The hemostatic balance in patients with coronavirus disease 2019 (COVID-19) seems to be shifted toward a hypercoagulable state. The aim of the current study was to assess the associated coagulation alterations by point-of-care-diagnostics, focusing on details of clot formation and lysis in these severely affected patients.
The authors’ prospective monocentric observational study included critically ill patients diagnosed with COVID-19. Demographics and biochemical data were recorded. To assess the comprehensive hemostatic profile of this patient population, aggregometric (Multiplate) and viscoelastometric (CloPro) measures were performed in the intensive care unit of a university hospital at a single occasion. Coagulation analysis and assessment of coagulation factors were performed. Data were compared to healthy controls.

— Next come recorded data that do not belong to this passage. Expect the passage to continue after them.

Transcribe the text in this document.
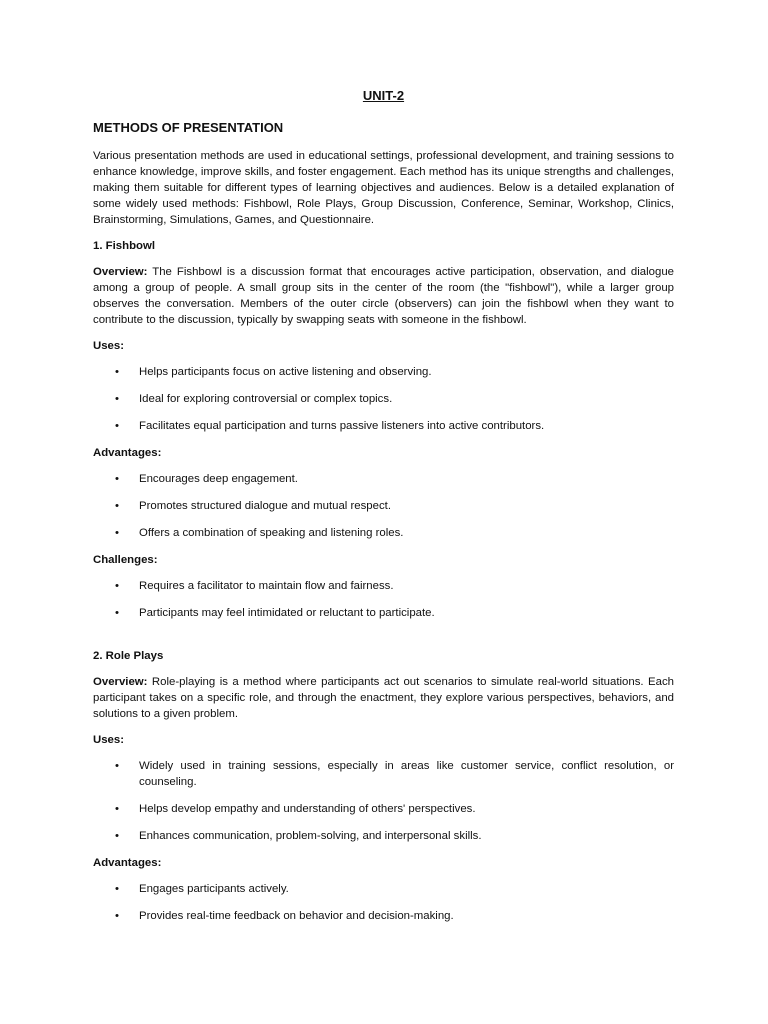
UNIT-2
METHODS OF PRESENTATION

Various presentation methods are used in educational settings, professional development, and training sessions to enhance knowledge, improve skills, and foster engagement. Each method has its unique strengths and challenges, making them suitable for different types of learning objectives and audiences. Below is a detailed explanation of some widely used methods: Fishbowl, Role Plays, Group Discussion, Conference, Seminar, Workshop, Clinics, Brainstorming, Simulations, Games, and Questionnaire.

1. Fishbowl

Overview: The Fishbowl is a discussion format that encourages active participation, observation, and dialogue among a group of people. A small group sits in the center of the room (the "fishbowl"), while a larger group observes the conversation. Members of the outer circle (observers) can join the fishbowl when they want to contribute to the discussion, typically by swapping seats with someone in the fishbowl.

Uses:
• Helps participants focus on active listening and observing.
• Ideal for exploring controversial or complex topics.
• Facilitates equal participation and turns passive listeners into active contributors.
Advantages:
• Encourages deep engagement.
• Promotes structured dialogue and mutual respect.
• Offers a combination of speaking and listening roles.
Challenges:
• Requires a facilitator to maintain flow and fairness.
• Participants may feel intimidated or reluctant to participate.
2. Role Plays

Overview: Role-playing is a method where participants act out scenarios to simulate real-world situations. Each participant takes on a specific role, and through the enactment, they explore various perspectives, behaviors, and solutions to a given problem.

Uses:
• Widely used in training sessions, especially in areas like customer service, conflict resolution, or counseling.
• Helps develop empathy and understanding of others' perspectives.
• Enhances communication, problem-solving, and interpersonal skills.
Advantages:
• Engages participants actively.
• Provides real-time feedback on behavior and decision-making.
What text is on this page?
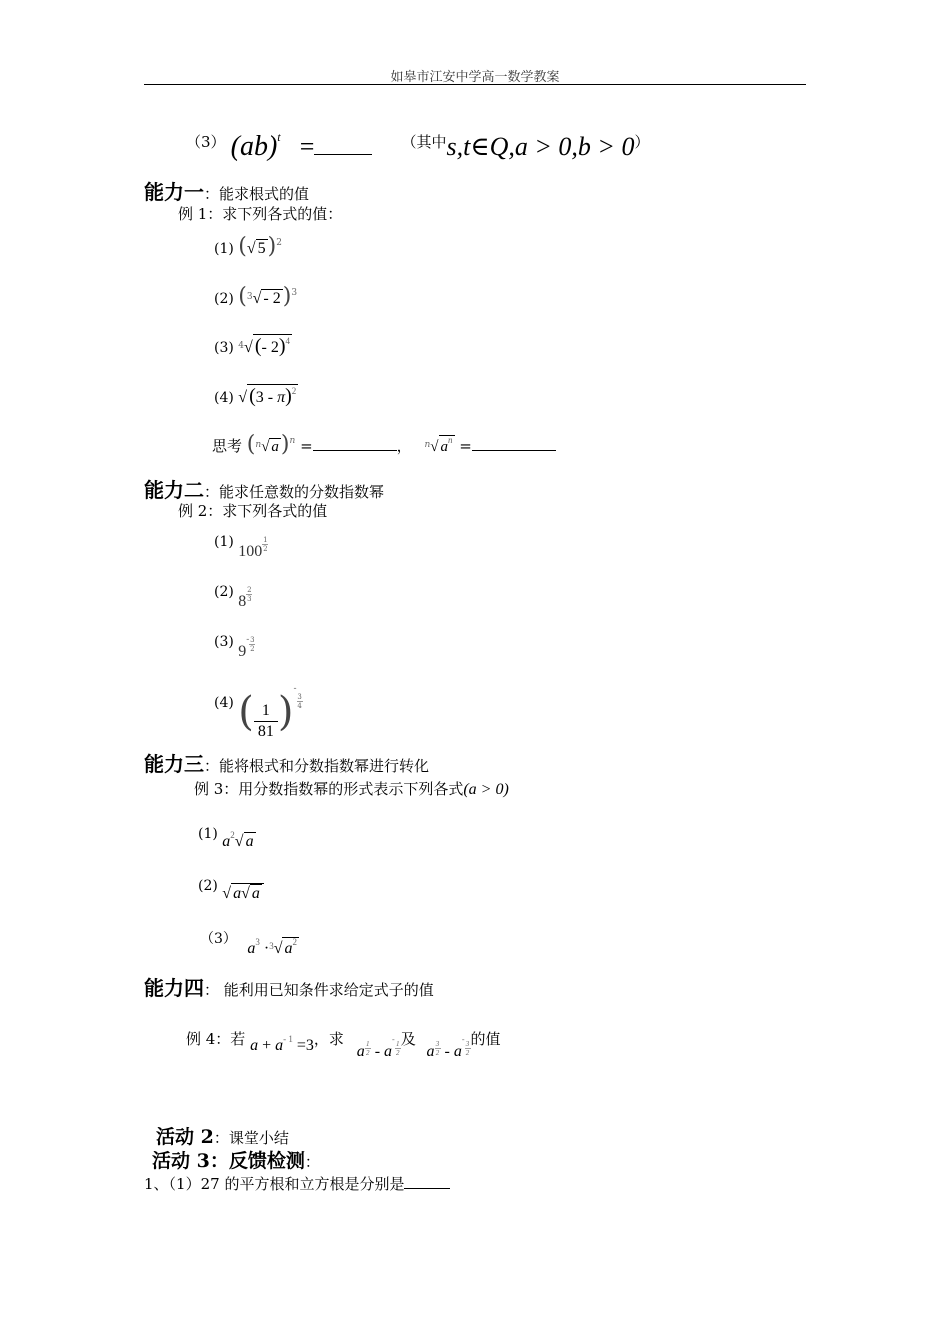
如皋市江安中学高一数学教案
（3） (ab)$^t$ =	（其中s,t∈Q,a > 0,b > 0）
能力一：能求根式的值
例 1：求下列各式的值：
(1) (√ 5)$^2$
(2) ($^3$√ - 2)$^3$
(3) $^4$√ (- 2)$^4$
(4) √ (3 - π)$^2$
思考 ($^n$√ a)$^n$ =	， $^n$√ $a^n$ =
能力二：能求任意数的分数指数幂
例 2：求下列各式的值
(1) $100 \frac{1}{2}$
(2) $8 \frac{2}{3}$
(3) $9^- \frac{3}{2}$
(4) ( $\frac{1}{81} )^-$
$\frac{3}{4}$
能力三：能将根式和分数指数幂进行转化
例 3：用分数指数幂的形式表示下列各式(a > 0)
(1) $a^2√$ a
(2) √ a√ a
（3） $a^3 \cdot^3√$ $a^2$
能力四： 能利用已知条件求给定式子的值
例 4：若 $a + a^{- 1} =3$，求 a $\frac{1}{2} - a^-$
$\frac{1}{2}$
及 a $\frac{3}{2} - a^-$
$\frac{3}{2}$
的值
活动 2：课堂小结
活动 3：反馈检测：
1、（1）27 的平方根和立方根是分别是
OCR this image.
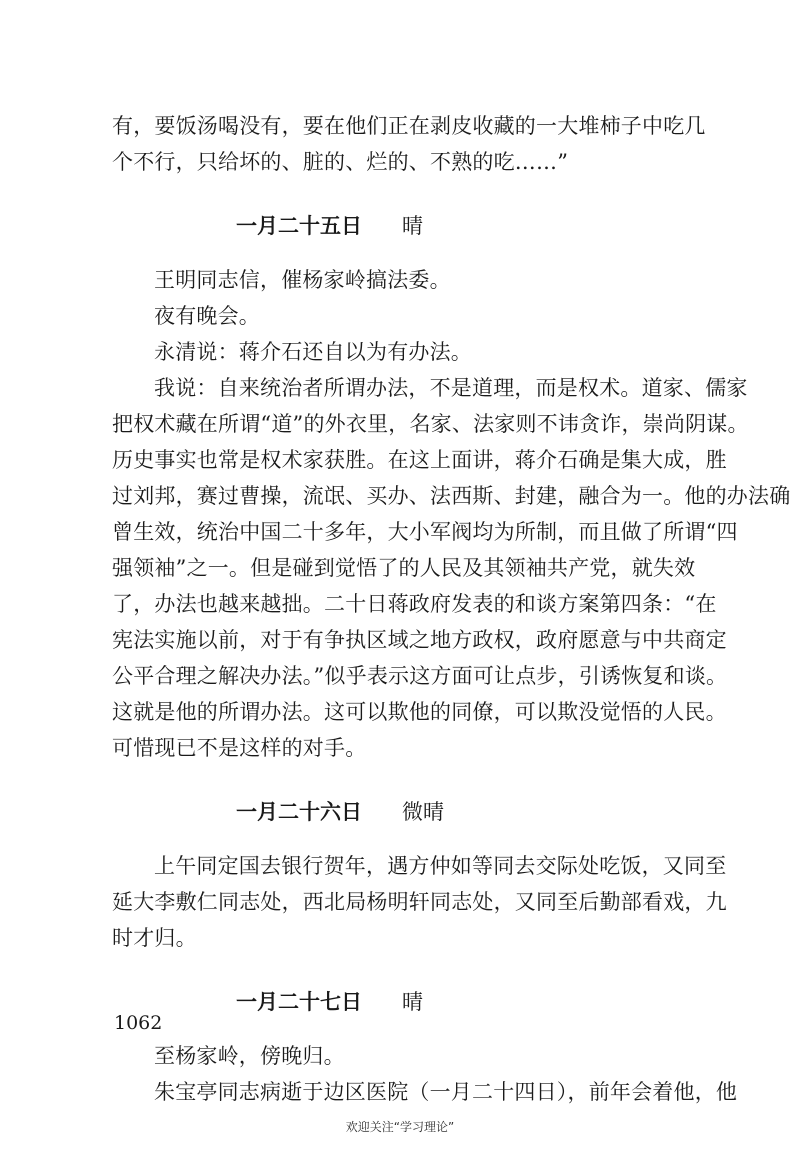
有，要饭汤喝没有，要在他们正在剥皮收藏的一大堆柿子中吃几
个不行，只给坏的、脏的、烂的、不熟的吃……”
一月二十五日 晴
王明同志信，催杨家岭搞法委。
夜有晚会。
永清说：蒋介石还自以为有办法。
我说：自来统治者所谓办法，不是道理，而是权术。道家、儒家
把权术藏在所谓“道”的外衣里，名家、法家则不讳贪诈，崇尚阴谋。
历史事实也常是权术家获胜。在这上面讲，蒋介石确是集大成，胜
过刘邦，赛过曹操，流氓、买办、法西斯、封建，融合为一。他的办法确
曾生效，统治中国二十多年，大小军阀均为所制，而且做了所谓“四
强领袖”之一。但是碰到觉悟了的人民及其领袖共产党，就失效
了，办法也越来越拙。二十日蒋政府发表的和谈方案第四条：“在
宪法实施以前，对于有争执区域之地方政权，政府愿意与中共商定
公平合理之解决办法。”似乎表示这方面可让点步，引诱恢复和谈。
这就是他的所谓办法。这可以欺他的同僚，可以欺没觉悟的人民。
可惜现已不是这样的对手。
一月二十六日 微晴
上午同定国去银行贺年，遇方仲如等同去交际处吃饭，又同至
延大李敷仁同志处，西北局杨明轩同志处，又同至后勤部看戏，九
时才归。
一月二十七日 晴
至杨家岭，傍晚归。
朱宝亭同志病逝于边区医院（一月二十四日），前年会着他，他
1062
欢迎关注“学习理论”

In total, 27 patients (21 male; mean age, 60 yr) were included. Impedance aggregometry displayed no greater platelet aggregability in COVID-19 in comparison with healthy controls (area under the curve [AUC] in adenosine diphosphate test, 68 ± 37 U vs. 91 ± 29 U [−27 (Hodges–Lehmann 95% CI, −48 to −1); P = 0.043]; AUC in arachidonic acid test, 102 ± 54 U vs. 115 ± 26 U [−21 (Hodges–Lehmann 95% CI, −51 to 21); P = 0.374]; AUC in thrombin receptor activating peptide 6 test, 114 ± 61 U vs. 144 ± 31 U [−31 (Hodges–Lehmann 95% CI, −69 to −7); P = 0.113]). Comparing the thromboelastometric results of COVID-19 patients to healthy controls, the authors observed significant differences in maximum clot firmness in fibrin contribution to maximum clot firmness assay (37 ± 11 mm vs. 15 ± 4 mm [21 (Hodges–Lehmann 95% CI, 17 to 26); P < 0.001]) and lysis time in extrinsic activation and activation of fibrinolysis by tissue plasminogen activator assay (530 ± 327 s vs. 211 ± 80 s [238 (Hodges–Lehmann 95% CI, 160 to 326); P < 0.001]).
Thromboelastometry in COVID-19 patients revealed greater fibrinolysis resistance. The authors did not find a greater platelet aggregability based on impedance aggregometric tests. These findings may contribute to our understanding of the hypercoagulable state of critically ill patients with COVID-19.
- Although critically ill patients with COVID-19 are at an increased risk for thromboembolic complications, the details of hemostatic balance regarding clot lysis and platelet contribution to clot formation are not well understood.
- Despite increases in von Willebrand factor, platelet aggregability based on impedance aggregometry testing was not increased in critically ill COVID-19, although viscoelastometric testing noted fibrinolysis resistance. These findings contribute to our understanding of the hypercoagulable state of COVID-19 and may have important considerations for management strategies.